I sense my friend Nick disapproves.
He thinks I should give up my quest,
Close up shop and move back west.
But I don’t heed a word of it.
For I have come too far to quit.
And everday I gradu’lly
Become what I pretend to be…
…Until one day, there’s no more me.
For fevered dreams oft die too fast
In flash of light and pistol blast.
The moral here, or so it seems:
Be careful when you chase your dreams.
For castles built of sand can’t last,
When waves relentless and steadfast,
Carry all you have amassed
Ceaselessly into the past.
Ceaselessly into the past.


Write a poem of length-with a twist contest entry

The varying lengths and styles of the stanzas, and the sentence fragments are intentional meant to mirror the segmented manner in which we remember the past.
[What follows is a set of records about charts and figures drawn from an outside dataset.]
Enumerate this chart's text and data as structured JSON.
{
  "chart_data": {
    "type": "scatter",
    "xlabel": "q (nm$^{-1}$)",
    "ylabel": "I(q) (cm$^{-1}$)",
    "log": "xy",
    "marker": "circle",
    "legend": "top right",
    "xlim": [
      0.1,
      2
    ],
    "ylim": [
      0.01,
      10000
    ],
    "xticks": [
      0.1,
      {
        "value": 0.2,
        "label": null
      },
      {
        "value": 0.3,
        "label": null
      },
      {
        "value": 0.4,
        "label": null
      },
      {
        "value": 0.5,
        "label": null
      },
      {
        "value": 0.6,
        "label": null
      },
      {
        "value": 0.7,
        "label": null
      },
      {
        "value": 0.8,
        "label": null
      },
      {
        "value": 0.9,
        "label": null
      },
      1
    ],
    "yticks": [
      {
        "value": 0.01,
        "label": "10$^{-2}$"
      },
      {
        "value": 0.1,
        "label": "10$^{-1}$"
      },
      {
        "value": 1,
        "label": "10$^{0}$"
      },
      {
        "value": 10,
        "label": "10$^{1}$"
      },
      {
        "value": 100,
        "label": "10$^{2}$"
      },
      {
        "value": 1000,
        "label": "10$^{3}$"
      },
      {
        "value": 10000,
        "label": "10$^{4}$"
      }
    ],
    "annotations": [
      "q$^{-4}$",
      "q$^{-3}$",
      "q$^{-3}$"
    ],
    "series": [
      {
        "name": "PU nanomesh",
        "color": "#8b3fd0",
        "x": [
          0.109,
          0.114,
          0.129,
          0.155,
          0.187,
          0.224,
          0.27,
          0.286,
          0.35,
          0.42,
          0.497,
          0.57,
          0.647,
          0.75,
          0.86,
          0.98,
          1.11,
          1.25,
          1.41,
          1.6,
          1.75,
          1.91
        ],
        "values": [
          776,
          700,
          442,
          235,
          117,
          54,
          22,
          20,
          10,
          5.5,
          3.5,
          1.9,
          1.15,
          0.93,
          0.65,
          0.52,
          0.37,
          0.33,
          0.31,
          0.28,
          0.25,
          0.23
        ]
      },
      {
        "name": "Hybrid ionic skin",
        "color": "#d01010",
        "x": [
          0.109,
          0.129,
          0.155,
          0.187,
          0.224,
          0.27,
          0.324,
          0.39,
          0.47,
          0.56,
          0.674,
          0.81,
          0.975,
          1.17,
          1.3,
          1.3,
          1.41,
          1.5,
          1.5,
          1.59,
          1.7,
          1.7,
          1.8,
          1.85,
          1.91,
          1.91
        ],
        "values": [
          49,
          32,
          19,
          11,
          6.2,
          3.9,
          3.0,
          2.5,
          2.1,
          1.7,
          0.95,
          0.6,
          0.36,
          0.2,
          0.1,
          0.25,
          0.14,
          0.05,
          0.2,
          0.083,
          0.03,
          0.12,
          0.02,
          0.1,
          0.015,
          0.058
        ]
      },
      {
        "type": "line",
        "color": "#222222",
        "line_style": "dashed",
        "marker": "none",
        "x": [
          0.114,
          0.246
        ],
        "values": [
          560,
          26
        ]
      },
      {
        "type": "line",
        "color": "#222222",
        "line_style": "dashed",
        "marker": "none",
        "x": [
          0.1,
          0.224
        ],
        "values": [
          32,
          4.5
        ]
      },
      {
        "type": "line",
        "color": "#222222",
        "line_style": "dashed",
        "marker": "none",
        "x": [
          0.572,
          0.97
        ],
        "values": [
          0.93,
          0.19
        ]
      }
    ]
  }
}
For those of you unfamiliar with the novel, here's the story: While in the army, James Gatz meets Daisy Fay and falls in love. Daisy obviously comes from a wealthy family. James does not. To impress Daisy, James concocts a false history and says his name is Jay Gatsby. He goes off to fight in World War I, and comes home to find that Daisy has moved east to marry a rich man named Tom Buchanan. Gatsby sets out to make a fortune by bootlegging and gambling. Once he has money, he too moves to New York and buys a mansion directly across the bay from the Buchanan's. He throws lavish parties for the sole purpose of creating a situation that might bring him into contact with Daisy. They reunite, have an affair. When push comes to shove though, she will not leave her husband for him. Daisy accidentally hits and kills a woman in a car crash. Gatsby decides to take the blame. The woman's husband finds and shoots Gatsby.

The novel's final line is, "So we beat on, boats against the current, borne back ceaselessly into the past."